The consecutive case series included 22 eyes of 22 patients who had extending capsulorrhexis and were treated at one center in Iran.

The first step of the surgical procedure involved the creation of a tangential capsular opening on the border of the presumed continuous curvilinear capsulorrhexis, between the capsulorrhexis and the edge of the extending capsulorrhexis. This was designed to make a tangential flap of the anterior capsule.

The second step involved grasping the center of the new flap and pulling it centripetally until the edges of the new flap joined the edges of the extending flap to complete the capsulorrhexis, the authors said.

PERSPECTIVE

Dr. Mohammadpour has presented another good idea for rescuing an errant capsulorrhexis, building upon an already extensive literature. Fercho first proposed the use of continuous curvilinear capsulorrhexis (C. Fercho, MD, ‘‘Continuous Circular Tear Anterior Capsulotomy,’’ presented at the Welsh Cataract Congress, Houston, Texas, September 1986), which was followed by its popularization by Gimbel and Neuhann. Subsequently, I described the physics of how capsulorrhexis works, and how to deal with an errant tear. Since then, many techniques to deal with errant tears have been described as is evident from a cursory search of “capsulorrhexis” on the Journal of Cataract & Refractive Surgery website, which yields over 1,500 references in that journal alone. The most popular current technique is the “Little capsulorrhexis tear out rescue” method.

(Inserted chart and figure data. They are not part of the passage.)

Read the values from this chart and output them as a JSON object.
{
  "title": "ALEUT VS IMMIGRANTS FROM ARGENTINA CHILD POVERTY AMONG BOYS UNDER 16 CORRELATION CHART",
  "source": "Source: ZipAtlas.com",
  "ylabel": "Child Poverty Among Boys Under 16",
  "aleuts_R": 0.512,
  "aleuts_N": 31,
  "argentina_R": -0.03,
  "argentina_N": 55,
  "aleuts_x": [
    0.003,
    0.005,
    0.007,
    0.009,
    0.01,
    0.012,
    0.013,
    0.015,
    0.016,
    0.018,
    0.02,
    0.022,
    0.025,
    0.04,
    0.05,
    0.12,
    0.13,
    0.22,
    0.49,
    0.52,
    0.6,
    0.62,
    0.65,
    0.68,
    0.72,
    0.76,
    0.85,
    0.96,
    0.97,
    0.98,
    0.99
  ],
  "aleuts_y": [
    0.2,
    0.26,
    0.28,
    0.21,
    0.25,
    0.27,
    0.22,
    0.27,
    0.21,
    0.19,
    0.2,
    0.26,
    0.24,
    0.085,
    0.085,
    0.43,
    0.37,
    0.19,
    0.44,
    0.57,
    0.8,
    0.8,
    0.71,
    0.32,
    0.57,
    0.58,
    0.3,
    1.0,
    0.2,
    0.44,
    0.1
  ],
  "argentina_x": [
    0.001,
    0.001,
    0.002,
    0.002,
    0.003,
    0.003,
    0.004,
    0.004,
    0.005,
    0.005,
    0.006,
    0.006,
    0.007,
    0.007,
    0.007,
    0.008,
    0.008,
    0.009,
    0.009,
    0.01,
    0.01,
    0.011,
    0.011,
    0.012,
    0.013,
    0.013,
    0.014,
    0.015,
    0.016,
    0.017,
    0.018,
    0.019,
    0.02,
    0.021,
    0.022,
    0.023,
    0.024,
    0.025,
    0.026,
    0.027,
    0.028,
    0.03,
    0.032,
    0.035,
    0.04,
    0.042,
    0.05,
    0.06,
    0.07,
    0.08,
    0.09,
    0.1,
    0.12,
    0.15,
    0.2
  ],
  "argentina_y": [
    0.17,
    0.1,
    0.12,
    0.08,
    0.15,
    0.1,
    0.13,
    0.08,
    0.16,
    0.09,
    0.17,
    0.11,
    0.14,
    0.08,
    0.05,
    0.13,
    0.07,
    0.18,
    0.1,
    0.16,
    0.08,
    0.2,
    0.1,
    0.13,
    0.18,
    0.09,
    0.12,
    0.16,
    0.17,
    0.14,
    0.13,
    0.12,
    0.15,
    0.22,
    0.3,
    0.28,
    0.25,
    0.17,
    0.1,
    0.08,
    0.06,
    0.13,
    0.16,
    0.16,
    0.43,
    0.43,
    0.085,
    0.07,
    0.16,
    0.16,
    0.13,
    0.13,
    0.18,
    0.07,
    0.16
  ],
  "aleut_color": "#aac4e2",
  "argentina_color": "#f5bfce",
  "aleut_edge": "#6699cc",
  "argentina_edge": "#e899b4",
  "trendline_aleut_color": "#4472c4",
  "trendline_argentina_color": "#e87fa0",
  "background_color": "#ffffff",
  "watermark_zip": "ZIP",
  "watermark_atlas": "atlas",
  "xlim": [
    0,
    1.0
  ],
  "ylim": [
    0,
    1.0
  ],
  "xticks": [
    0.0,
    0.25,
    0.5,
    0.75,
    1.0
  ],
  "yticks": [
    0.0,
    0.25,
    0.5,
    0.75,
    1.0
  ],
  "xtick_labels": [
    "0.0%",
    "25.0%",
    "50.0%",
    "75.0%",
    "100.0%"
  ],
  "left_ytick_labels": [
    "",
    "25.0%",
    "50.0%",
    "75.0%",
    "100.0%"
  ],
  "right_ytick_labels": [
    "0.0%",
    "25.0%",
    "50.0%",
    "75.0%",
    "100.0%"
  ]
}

Every successful technique described to date relies upon:

1. Stabilizing the errant capsulorrhexis by filling the anterior chamber completely with preferably a highly viscous and elastic OVD, thus directing the spontaneous tearing tendency of a tear on the convex anterior lenticular surface inwards rather than outwards by depressing the central lens surface, making it concave instead of convex.

2. Applying gentle directed force to the capsulorrhexis flap to pull the tear inwards rather than outwards, preserving the shearing nature of the force and avoiding stretching.

The paper of Mohammadpour neglects step 1, but presents a viable alternative for step 2 above. If the OVD step 1 is added to the technique, it works, and study of the technique in the illustrations of the paper shows how this maneuver will, once the eye is pressurized with OVD, fulfill the physical requirements to achieve a redirected tear. With this modification, I recommend the technique.

– Steve A. Arshinoff, MD, FRCSC
OSN Cataract Surgery Board Member

References:

  • Arshinoff S. Mechanics of capsulorrhexis. J Cataract Refract Surg. 1992;18:623-628.
  • Gimbel HV, Neuhann T. Development, advantages, and methods of the continuous circular capsulorrhexis technique. J Cataract Refract Surg. 1990;16:31–37.
  • Little BC, Smith JH, Packer M. Little tear out rescue. J Cataract Refract Surg. 2006; 32:1420-1422.
  • Neuhann T. Theorie und Operationstechnik der Kapsulorhexis. Klin Monatsbl Augenheilkd 1987; 190:542–545.